This is something I make about once a month. I can’t believe it took so long for me to actually take pictures and post the recipe. I love this dish because it is a pretty quick to make, and it is an all in one meal. No side dishes to make, no extra dishes to clean, it’s super easy. I also love this meal because this was the first salmon dish I made that I actually liked and didn’t have to force down, which for me was a pretty big accomplishment.
- 1 lb of thick Salmon with skin removed, I prefer Alaskan King Salmon for this recipe but Coho (pictured above) works as well.

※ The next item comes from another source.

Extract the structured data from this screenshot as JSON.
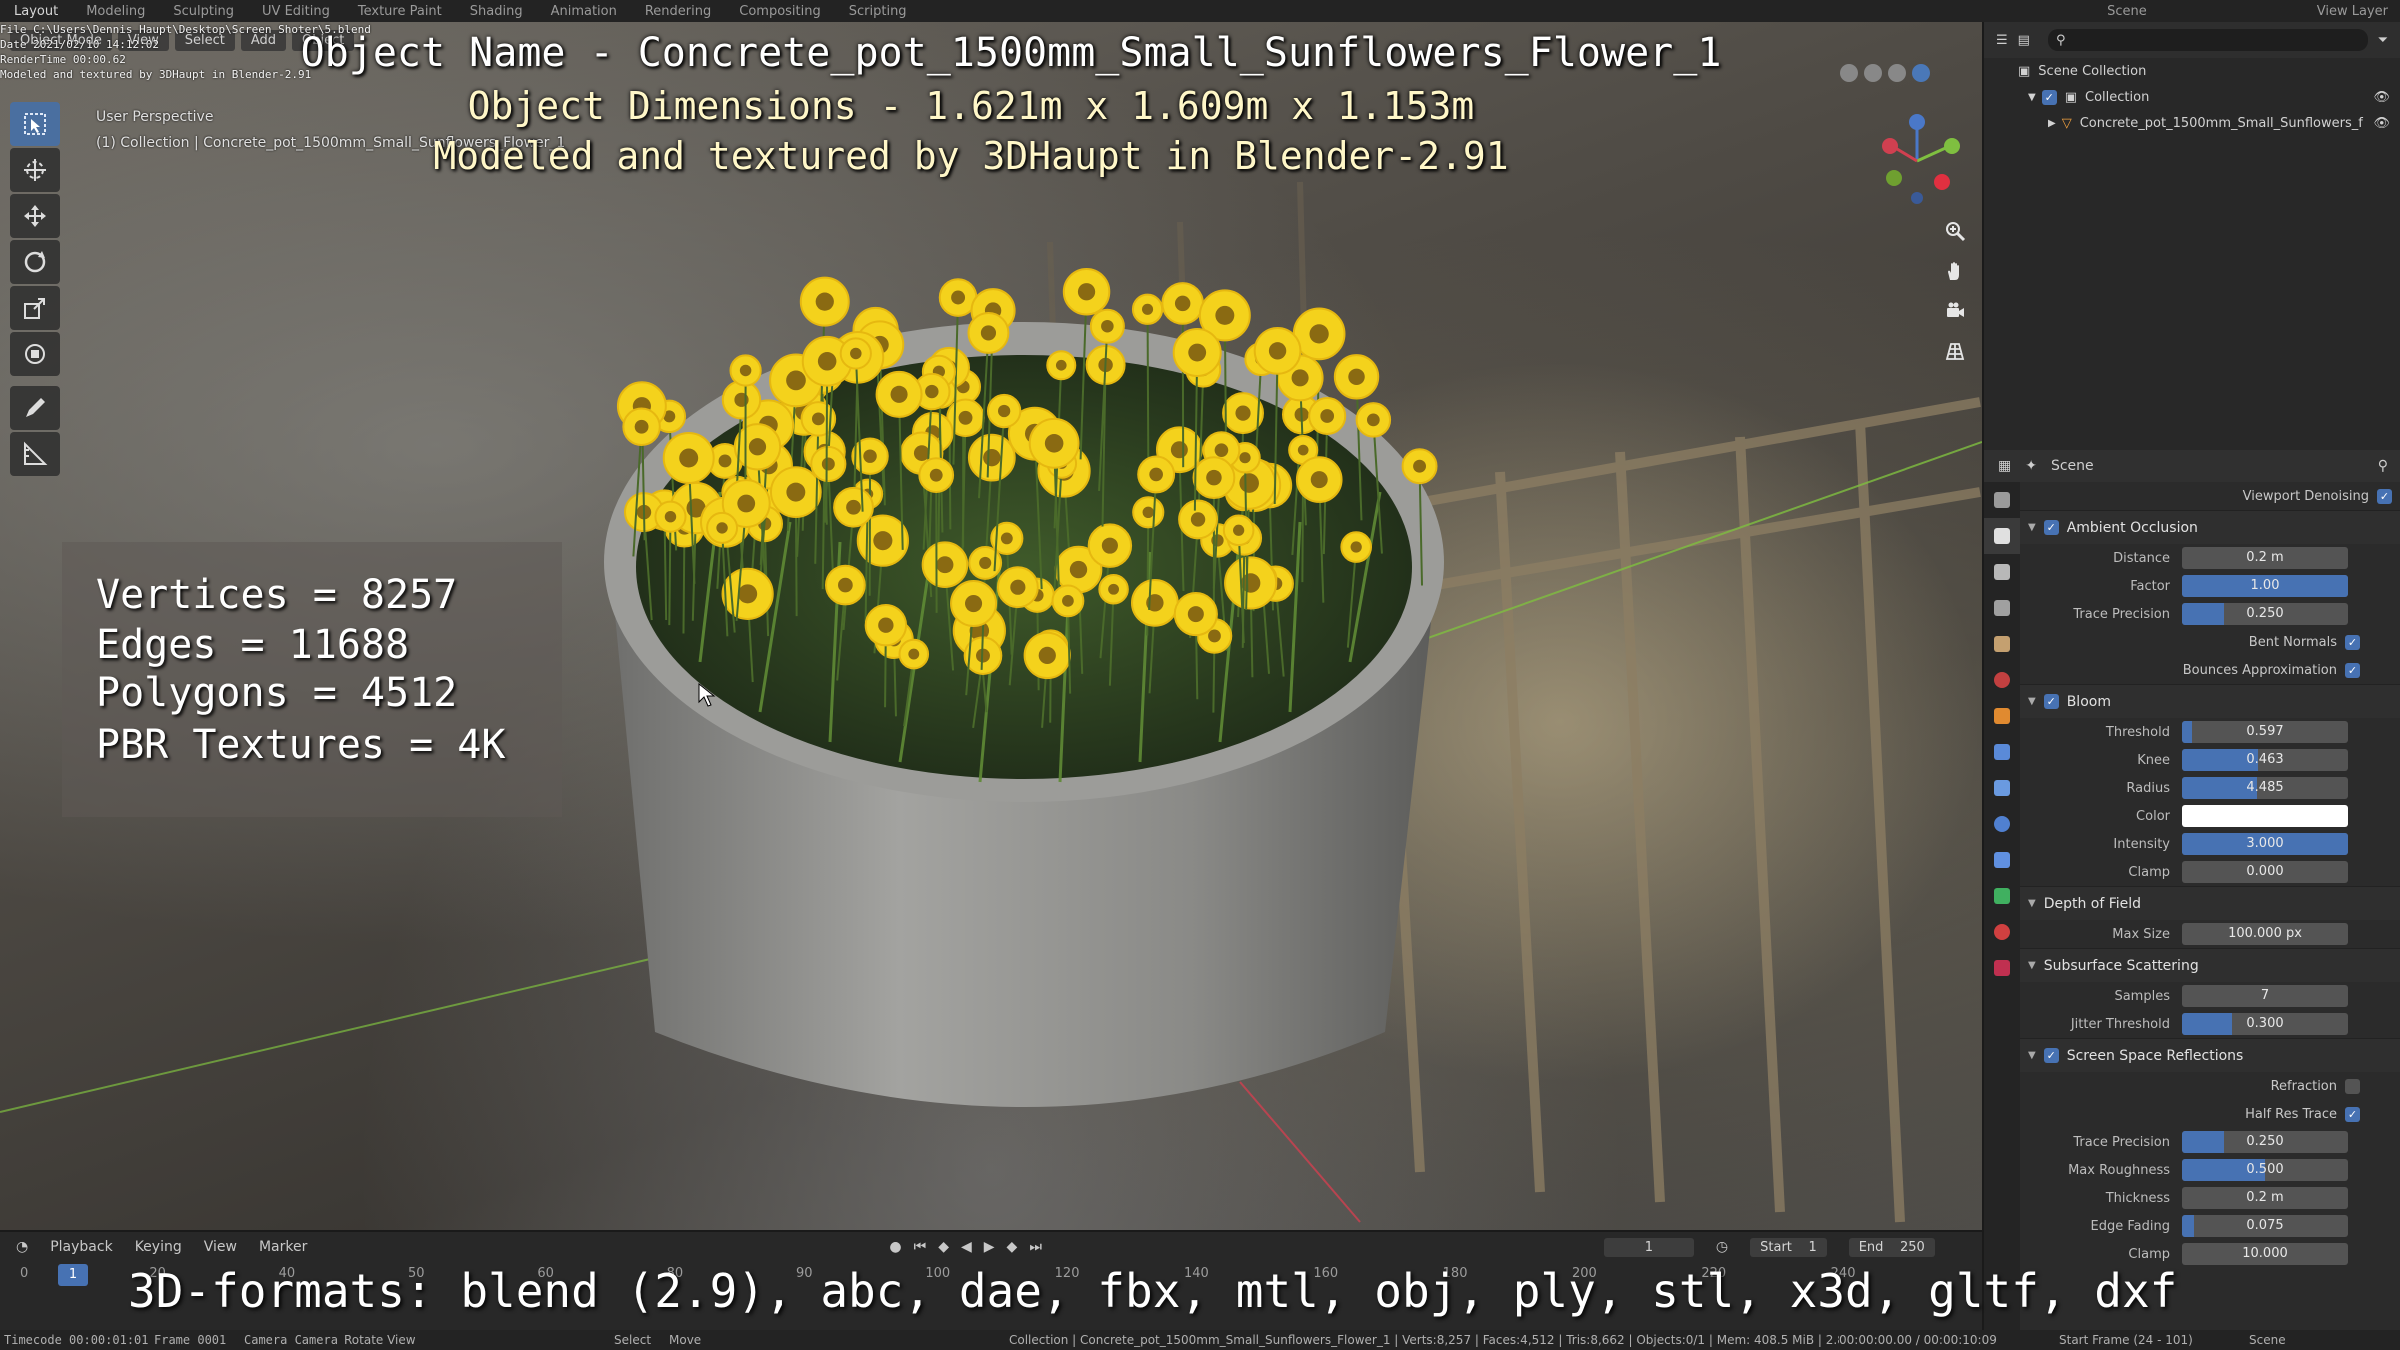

- 1 zucchini, cut in half lenghwise and then chopped 1/2″ thick
- 1 red onion, chopped in 1″ squares
- 1 orange pepper, chopped in 1″ squares
- 3 limes, juiced
- 3/4 cup of olive oil
- 4 springs of rosemary, chopped
- salt and pepper to taste
- Cut up salmon into 1″ square pieces, see picture above.
- In a large bowl, place salmon, zucchini, red onion, and pepper.
- In a small bowl, whisk together lime juice, olive oil, rosemary, salt, and pepper.
- Pour liquid mixture over salmon and toss. Cover bowl and refrigerate for 15 to 30 minutes.
- Remove from refrigerator and skewer. (If using wooden skewers, make sure you soak them first.) Place onto a broiler pan.
- Turn oven broiler on high and move the rack to the 2nd or 3rd position from the top.
- Take leftover liquid mixture and pour into a small sauce pan on medium heat. I reduce the mixture down while and salmon is cooking and spoon over the top when it is finished.
- Place skewers in oven for 5 minutes, remove and flip, and cook for another 5 minutes. Usually by this point there will be char marks on the salmon and vegetables, this is how you know it is done. If you got good wild salmon, don’t be afraid of it being a little pink instead, salmon can be cooked rare if you wish.
- Remove from skewers and spoon liquid mixture over salmon and vegetables.